Un volume broché (d'une seule couture de fil de lin) sous couverture muette en papier bleu comme d'origine, 47 pages : page de titre ornée d'une vignette gravée sur bois présentant un décor aux oiseaux de l'éditeur (Chalopin), bandeau orné d'une tête couronnée de lauriers du même et reproduite par le même procédé en troisième page. Papier légèrement bruni mais sans excès, petits défauts d'impression (finesse) et marges rognées, sinon bon exemplaire de cet opuscule parfaitement représentatif du type d'édition populaire, révolutionnaire et post-révolutionnaire, auquel il appartient (dernier feuillet, des pages 45-47, non coupé).

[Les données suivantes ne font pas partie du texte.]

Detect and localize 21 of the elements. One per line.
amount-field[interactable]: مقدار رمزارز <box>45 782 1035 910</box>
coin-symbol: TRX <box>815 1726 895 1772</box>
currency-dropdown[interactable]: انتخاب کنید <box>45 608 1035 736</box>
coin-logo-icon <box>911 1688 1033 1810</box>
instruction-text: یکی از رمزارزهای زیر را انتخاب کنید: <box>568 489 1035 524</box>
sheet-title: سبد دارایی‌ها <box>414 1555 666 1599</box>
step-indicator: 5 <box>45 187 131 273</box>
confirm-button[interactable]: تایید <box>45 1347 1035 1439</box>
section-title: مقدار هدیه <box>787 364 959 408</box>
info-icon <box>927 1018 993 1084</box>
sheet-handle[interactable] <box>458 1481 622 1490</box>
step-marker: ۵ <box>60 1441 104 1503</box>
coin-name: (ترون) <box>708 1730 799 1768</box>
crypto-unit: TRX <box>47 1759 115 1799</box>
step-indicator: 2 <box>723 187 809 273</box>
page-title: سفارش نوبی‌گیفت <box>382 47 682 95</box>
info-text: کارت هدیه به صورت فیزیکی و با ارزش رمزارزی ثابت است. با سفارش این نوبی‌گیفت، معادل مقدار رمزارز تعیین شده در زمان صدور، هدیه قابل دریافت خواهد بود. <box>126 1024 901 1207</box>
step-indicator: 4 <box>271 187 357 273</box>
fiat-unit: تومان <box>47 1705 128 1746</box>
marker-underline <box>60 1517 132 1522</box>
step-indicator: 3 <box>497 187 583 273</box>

Henriette-Julie de Castelnau (1670-1716), comtesse de Murat, est un écrivain français du XVIIe siècle, contemporain (entre autres) de Marie-Catherine d’Aulnoy, Charlotte-Rose de Caumont La Force, Charles Perrault ou encore Marie-Jeanne L’Héritier de Villandon. Accusée de dépravation et de lesbianisme, cette femme impertinente fut arrêtée, puis elle fut successivement emprisonnée entre 1702 et 1709 dans les châteaux de Loches, Saumur, Angers et Loches, à nouveau. Son époux, M. de Murat, fit la sourde oreille à ses appels à la liberté. Finalement, c’est Pontchartrain qui signa son ordre de libération à la condition qu’elle se retire chez sa tante, en Limousin. Son dernier ouvrage intitulé Les Lutins du château de Kernosy parut en 1710 et fut boudé par le public. Celle qui avait su concilier la tradition des précieuses et la vague d’engouement pour les contes de fées à la cour du Grand Roi s’éteignit dans l’anonymat quelques années plus tard. Une édition critique des Contes d’Henriette-Julie de Castelnau de Murat a été établie par Geneviève Patard et a paru aux Éditions Honoré Champion, à Paris, en 2006.
La Bibliothèque bleue
Les éditions populaires sous couverture bleue sont dues aux Chalopin, véritable dynastie de libraires-éditeurs de province qui œuvre à Rouen au XVIIIe siècle. Leur production dès 1788 est surtout emblématique des éditions populaires bon marché qui se multiplient pendant la période révolutionnaire. Les Chalopin ont commencé par faire le commerce de livres imprimés par d’autres en Normandie. Et c’est seulement par opportunisme, pour répondre à la demande populaire et pour combler un vide, qu’ils se lancent avec succès dans l’édition bon marché. «Le succès des Chalopin n’est donc pas dû au hasard. Grâce à leur gestion consciencieuse, leur répugnance à prendre des risques commerciaux et leur honnêteté à toute épreuve, ils assurent une vraie stabilité à leur entreprise tout au long du XVIIIe siècle. Mais leur prudence est mêlée d’opportunisme car les Chalopin savent faire preuve de dynamisme et de clairvoyance : ils sont prêts à saisir l’occasion de devenir imprimeur quand elle se présente, et exploitent à leur profit les ressources de Caen et de sa région pour augmenter leurs débouchés. Ils perçoivent enfin tout le potentiel commercial des rééditions bon marché destinées aux masses et en font leur spécialité, ce qui les mène à la Bibliothèque bleue. De cette manière, les Chalopin « inventent » un moyen de réussir pour des imprimeurs-libraires provinciaux au XVIIIe siècle.» (source : Devenir imprimeur-libraire en Basse-Normandie au XVIIIe siècle. Les stratégies de la maison Chalopin, par Mathilde Le Roc’h-Morgère. Résumé de son mémoire pour le diplôme de Master, École des Chartes, 2013[1]).